Además, el estudio aborda la inclusión de personas con discapacidad en el contexto educativo, destacando la importancia de considerar a todos los actores involucrados en lugar de centrarse solo en ciertos grupos, como niños sin discapacidad, madres cuidadoras o familias de niños con discapacidad. Esto contrasta con enfoques más limitados que no reconocen a la institución educativa como un conjunto interconectado de individuos, lo cual puede limitar la comprensión profunda del fenómeno de la inclusión.

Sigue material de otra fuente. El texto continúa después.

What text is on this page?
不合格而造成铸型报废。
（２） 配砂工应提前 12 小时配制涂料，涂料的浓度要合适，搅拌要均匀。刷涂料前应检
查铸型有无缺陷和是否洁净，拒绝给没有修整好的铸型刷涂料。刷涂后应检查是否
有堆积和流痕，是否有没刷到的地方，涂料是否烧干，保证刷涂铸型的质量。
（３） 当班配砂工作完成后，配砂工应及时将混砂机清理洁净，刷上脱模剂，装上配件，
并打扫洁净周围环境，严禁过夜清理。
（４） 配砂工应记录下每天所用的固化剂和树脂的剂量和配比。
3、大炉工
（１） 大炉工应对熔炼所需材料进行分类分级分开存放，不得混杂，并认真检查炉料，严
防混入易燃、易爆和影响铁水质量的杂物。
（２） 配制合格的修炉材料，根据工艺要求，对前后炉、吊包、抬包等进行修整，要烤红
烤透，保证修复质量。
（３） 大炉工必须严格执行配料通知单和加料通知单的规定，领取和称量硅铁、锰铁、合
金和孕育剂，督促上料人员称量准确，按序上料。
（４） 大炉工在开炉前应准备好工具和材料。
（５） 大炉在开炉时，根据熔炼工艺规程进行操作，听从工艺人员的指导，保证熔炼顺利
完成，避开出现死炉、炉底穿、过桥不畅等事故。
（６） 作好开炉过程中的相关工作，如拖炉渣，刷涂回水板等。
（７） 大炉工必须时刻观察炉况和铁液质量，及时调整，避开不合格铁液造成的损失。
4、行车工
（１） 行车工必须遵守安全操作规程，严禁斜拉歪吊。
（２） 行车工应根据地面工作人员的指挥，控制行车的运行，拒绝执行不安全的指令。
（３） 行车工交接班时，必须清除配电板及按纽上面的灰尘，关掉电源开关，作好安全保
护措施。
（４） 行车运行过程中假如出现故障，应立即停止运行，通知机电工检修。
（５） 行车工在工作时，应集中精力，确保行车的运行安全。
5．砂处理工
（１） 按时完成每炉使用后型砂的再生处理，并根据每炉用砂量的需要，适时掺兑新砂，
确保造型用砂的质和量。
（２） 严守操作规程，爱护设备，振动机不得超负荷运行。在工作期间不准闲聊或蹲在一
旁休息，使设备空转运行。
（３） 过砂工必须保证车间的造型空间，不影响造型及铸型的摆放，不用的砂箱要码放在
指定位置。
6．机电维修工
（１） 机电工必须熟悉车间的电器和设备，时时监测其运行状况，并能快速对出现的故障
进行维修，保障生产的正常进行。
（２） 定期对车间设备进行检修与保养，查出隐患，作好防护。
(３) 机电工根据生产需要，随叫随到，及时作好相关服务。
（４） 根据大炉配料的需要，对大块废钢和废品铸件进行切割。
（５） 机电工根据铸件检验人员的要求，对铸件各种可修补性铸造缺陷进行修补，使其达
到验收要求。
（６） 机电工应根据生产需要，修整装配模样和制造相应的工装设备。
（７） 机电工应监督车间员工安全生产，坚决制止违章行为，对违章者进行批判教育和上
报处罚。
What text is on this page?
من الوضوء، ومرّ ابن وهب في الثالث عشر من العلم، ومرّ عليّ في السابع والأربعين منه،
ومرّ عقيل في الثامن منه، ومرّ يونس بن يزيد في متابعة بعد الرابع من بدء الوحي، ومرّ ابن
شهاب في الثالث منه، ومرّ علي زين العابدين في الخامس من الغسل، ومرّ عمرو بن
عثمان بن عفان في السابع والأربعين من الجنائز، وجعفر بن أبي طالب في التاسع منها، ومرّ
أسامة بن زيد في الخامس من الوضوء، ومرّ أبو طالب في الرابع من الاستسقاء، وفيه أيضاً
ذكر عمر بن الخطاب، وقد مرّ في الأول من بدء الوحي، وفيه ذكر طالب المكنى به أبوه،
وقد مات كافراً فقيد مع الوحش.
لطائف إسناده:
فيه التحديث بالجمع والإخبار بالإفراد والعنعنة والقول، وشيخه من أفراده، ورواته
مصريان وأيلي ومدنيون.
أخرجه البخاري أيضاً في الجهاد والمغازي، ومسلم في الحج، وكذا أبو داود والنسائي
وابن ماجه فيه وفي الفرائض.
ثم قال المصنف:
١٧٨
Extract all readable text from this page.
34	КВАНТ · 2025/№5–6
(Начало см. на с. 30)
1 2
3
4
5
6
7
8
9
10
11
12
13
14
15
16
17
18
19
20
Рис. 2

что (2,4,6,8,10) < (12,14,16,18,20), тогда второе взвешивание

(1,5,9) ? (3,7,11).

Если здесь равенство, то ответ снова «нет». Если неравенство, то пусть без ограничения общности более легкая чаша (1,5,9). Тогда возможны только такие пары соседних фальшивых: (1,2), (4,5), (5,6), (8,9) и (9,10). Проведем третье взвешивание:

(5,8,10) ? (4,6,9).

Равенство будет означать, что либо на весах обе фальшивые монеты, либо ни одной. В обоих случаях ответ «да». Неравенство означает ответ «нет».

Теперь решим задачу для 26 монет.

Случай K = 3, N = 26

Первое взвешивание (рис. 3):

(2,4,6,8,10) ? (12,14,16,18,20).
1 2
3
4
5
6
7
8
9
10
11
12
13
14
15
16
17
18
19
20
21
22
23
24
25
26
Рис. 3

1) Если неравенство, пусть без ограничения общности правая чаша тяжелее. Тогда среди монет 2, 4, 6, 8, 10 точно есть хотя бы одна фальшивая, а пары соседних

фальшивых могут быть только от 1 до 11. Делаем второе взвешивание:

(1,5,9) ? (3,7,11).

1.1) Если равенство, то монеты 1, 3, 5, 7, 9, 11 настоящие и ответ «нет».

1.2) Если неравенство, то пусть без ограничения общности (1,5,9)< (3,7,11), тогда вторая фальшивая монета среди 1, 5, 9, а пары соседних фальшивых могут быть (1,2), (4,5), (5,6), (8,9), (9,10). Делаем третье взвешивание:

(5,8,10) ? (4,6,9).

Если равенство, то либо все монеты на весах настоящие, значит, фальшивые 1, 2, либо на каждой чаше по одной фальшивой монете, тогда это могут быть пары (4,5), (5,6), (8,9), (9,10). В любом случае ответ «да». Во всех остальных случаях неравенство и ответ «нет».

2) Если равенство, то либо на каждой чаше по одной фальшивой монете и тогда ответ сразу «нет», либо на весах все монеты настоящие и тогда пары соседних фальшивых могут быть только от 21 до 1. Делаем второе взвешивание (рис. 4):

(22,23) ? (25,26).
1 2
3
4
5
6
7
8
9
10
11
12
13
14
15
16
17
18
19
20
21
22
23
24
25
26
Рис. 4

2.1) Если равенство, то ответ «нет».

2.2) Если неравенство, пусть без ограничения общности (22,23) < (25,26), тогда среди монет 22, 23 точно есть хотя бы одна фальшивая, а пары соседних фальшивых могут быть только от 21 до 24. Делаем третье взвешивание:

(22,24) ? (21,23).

Por último, se menciona la necesidad de examinar el concepto de discapacidad en el contexto educativo, identificando si las dificultades personales se interpretan como discapacidad. En línea con esto, se destaca la definición de la educación inclusiva como un proceso de mejora sistemática que las instituciones deben emprender para eliminar las barreras que afectan la presencia, el aprendizaje y la participación de los estudiantes.


Con una cultura inclusiva, se crean entornos socialmente enriquecedores que fomentan el aprendizaje y destacan la convivencia, el aprendizaje y la proyección hacia otros grupos. Esta cultura prohíbe prácticas discriminatorias, valora las diferencias como un enfoque socialmente equitativo en la educación y reconoce los aprendizajes, culturas y comunidades. En resumen, la cultura inclusiva es una parte integral de la educación inclusiva y está fuertemente influenciada por la calidad de las relaciones afectivas, según lo señalado por Molina (2015).

La inclusión se ve como un proceso que debe satisfacer las necesidades de la institución educativa en términos de integrar a todos los estudiantes, al mismo tiempo que reconoce las demandas educativas de la comunidad a la que está destinada. Este enfoque considera los principios de la escuela inclusiva y la diversidad, apreciando y aceptando a cada estudiante por sus cualidades, sin ningún tipo de discriminación (Castillo, 201.6).